Antes de seguir adiante, vale uma debruçada sobre algumas das figuras de que já falamos.

Por exemplo, os irmãos César e Paulo Dorfman. Começaram juntos, tocando nos festivais de Bossa Nova e integrando o Conjunto Mutirão, que também tinha na formação Renato Axelrud, José Sinowetz, Moisés do Cavaquinho, Ivaldo Roque, Manoel Chotguis e Alberto Grobocopatel. 

De Paulo falaremos mais tarde, porque sua carreira de músico segue ativa até o século XXI. Já César sempre se dedicou mais à arquitetura, desde que se formou, em 1964, pela efervescente Faculdade de Arquitetura da UFRGS. Em 1976 passou a dar aulas na mesma faculdade – enquanto cursava Composição e Regência da mesma UFRGS, sem chegar a se formar. 


Cesar Dorfman

Mas não foram poucos seus feitos como compositor, dos quais também falaremos.

Vamos então a Sérgio Napp. 

Napp nasceu dia três de julho de 1939, em Giruá, cidadezinha 380 km a noroeste de Porto Alegre.
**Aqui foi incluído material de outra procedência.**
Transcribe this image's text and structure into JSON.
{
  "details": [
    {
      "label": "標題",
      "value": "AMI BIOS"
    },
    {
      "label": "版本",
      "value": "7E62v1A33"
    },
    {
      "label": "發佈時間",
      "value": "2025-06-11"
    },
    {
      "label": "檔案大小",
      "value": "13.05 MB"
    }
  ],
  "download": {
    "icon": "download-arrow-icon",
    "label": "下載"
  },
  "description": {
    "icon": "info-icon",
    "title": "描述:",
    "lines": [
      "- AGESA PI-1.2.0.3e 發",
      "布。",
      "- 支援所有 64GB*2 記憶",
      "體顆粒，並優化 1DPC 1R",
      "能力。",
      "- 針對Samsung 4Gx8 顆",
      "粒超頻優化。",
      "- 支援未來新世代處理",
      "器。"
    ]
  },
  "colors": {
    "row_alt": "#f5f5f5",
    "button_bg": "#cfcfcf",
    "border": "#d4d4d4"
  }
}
Foi, como já dissemos, o mais gravado dos compositores dessa geração.

Lembram da bossa Pequeno Sol, que ganhara o Festival dos Novos Compositores de 1963 e acabara no Golden Room do Copacabana Palace cantada por Tito Madi no festival Um Milhão por uma Canção? Pois ela acabou sendo gravada duas vezes por Hebe Camargo: no LP coletivo do festival e em seu disco de 1964, Hebe, numa versão que tocou bastante no rádio.

Napp tinha então 25 anos. E, como vimos, com 24 tinha sido gravado por Elis Regina – Meus Olhos, no LP O Bem do Amor – e Marisa Barroso, num disco dividido com o mesmo trombonista e arranjador Astor que havia recentemente trabalhado com Elis. Marisa gravou Vou Ficar com Você no LP Marisa Barroso & Astor.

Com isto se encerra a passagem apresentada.